Currently, companies are financially rewarded for the act of mining, and for subsequently using those mined materials for greenhouse gas-emitting activities such as shipping. As a result, they focus on extracting profit over protecting the environment. Environmental bonds merge these two competing interests—potential savings and environmental protection—into one.

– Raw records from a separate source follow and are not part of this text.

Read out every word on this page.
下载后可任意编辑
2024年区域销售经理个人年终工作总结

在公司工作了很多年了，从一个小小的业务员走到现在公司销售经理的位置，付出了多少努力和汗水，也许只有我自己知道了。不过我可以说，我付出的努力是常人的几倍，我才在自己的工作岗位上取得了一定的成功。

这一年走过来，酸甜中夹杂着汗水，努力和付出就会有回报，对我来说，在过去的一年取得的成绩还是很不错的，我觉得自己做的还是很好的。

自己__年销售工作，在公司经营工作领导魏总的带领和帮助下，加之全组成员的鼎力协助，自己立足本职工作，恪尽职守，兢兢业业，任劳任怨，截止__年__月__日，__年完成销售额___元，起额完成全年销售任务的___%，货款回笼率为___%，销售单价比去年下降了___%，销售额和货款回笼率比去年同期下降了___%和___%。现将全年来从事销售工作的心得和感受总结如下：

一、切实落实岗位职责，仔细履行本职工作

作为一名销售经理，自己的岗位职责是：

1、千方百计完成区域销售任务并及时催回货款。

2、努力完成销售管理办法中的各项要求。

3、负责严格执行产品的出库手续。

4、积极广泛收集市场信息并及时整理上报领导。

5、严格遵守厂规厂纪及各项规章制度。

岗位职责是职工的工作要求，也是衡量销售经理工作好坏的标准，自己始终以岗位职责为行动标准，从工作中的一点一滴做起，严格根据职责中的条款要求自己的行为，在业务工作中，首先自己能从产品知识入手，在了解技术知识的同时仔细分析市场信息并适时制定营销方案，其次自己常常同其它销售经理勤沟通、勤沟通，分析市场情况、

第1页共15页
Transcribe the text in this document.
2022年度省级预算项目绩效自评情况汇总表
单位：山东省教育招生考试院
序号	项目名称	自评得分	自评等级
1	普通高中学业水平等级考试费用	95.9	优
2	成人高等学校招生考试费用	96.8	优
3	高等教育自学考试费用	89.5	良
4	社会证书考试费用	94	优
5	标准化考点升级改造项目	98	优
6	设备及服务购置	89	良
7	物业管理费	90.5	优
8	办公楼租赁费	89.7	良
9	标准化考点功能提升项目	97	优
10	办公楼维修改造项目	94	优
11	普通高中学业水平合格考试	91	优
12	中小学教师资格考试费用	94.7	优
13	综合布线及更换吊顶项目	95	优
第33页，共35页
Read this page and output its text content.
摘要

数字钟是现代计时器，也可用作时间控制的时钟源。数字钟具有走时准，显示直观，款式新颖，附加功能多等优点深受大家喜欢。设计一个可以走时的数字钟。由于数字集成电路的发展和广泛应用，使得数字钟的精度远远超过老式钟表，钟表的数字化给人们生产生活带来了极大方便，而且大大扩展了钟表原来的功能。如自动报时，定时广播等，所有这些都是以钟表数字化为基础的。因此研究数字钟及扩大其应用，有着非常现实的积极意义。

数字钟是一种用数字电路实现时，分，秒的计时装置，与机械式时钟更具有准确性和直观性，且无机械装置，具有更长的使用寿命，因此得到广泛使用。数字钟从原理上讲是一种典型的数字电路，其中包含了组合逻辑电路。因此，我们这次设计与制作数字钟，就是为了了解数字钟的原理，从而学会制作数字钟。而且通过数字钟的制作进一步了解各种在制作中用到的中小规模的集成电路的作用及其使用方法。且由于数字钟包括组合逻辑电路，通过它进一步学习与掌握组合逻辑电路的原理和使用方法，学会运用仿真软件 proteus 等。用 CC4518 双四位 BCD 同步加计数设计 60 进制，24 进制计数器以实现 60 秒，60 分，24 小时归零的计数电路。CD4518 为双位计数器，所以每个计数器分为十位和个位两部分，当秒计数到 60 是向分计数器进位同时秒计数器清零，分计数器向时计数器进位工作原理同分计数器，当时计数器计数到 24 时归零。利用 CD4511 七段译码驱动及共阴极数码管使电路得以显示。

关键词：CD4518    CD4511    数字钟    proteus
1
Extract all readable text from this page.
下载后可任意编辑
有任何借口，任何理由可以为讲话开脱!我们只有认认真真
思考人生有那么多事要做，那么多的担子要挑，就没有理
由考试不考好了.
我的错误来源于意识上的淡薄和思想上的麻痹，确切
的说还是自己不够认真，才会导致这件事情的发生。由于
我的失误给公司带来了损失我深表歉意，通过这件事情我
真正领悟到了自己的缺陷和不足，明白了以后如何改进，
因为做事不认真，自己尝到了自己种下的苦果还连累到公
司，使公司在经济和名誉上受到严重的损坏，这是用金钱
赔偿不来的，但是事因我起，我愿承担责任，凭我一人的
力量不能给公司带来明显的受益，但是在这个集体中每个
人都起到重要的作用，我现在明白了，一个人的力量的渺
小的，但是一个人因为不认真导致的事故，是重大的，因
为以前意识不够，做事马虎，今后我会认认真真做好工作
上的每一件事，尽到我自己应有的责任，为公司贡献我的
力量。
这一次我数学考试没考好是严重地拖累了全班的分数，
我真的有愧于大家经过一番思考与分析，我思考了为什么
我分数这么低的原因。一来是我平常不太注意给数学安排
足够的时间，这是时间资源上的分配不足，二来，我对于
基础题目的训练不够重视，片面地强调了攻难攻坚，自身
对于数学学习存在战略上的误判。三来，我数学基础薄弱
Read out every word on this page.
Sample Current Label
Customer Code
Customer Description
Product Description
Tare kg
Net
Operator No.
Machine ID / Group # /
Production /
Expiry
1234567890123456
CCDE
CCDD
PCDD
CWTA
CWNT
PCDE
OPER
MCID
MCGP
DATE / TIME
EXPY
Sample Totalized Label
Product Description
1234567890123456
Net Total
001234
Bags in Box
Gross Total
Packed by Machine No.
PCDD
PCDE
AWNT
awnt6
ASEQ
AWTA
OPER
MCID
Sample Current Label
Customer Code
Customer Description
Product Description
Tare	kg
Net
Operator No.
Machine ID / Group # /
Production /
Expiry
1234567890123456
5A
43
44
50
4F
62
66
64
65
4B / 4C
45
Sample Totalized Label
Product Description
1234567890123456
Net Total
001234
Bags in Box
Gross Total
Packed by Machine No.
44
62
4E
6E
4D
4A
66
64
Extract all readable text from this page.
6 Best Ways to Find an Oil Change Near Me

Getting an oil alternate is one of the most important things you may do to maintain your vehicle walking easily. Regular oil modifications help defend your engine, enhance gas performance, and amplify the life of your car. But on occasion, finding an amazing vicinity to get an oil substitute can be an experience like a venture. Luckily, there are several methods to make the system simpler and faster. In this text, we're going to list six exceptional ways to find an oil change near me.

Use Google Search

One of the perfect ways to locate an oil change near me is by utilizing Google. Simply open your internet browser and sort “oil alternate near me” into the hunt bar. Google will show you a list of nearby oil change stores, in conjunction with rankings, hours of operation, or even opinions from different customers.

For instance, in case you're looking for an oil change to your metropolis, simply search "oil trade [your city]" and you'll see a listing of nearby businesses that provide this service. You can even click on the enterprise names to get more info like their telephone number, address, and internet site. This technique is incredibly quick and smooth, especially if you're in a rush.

Another tool for incentivizing corporate stewardship of the environment would be longer jail sentences for executives—or the forced dissolution of companies—in the event of environmental disasters. But governments have proven feckless when prosecuting such laws, likely because such actions place them at a disadvantage when soliciting companies to bring work to their countries. “Brazil has a broad legal framework regarding crimes, however, processes are long and bureaucratic,” Garcia says. While environmental crime laws call for jail time, “there is a mismatch” when it comes to enforcement of those penalties.

While some countries, including the United States and Canada, have started to introduce environmental bonds in a limited way, there hasn’t yet been an aggressive, international effort to standardize their use. As long as governments have different levels of public health they’re willing to risk for corporate profit, multinational corporations will continue exploiting the legal divisions of borders.

The longer we try to piecemeal an approach to get corporations to care about the environment, the more disasters we’ll be forced to clean up.

“Any event [similar to the Samarco dam collapse] could have severe social-environmental consequences,” Garcia’s study reads. “We estimate at least 126 mining dams in Brazil are vulnerable to failure in the forthcoming years.”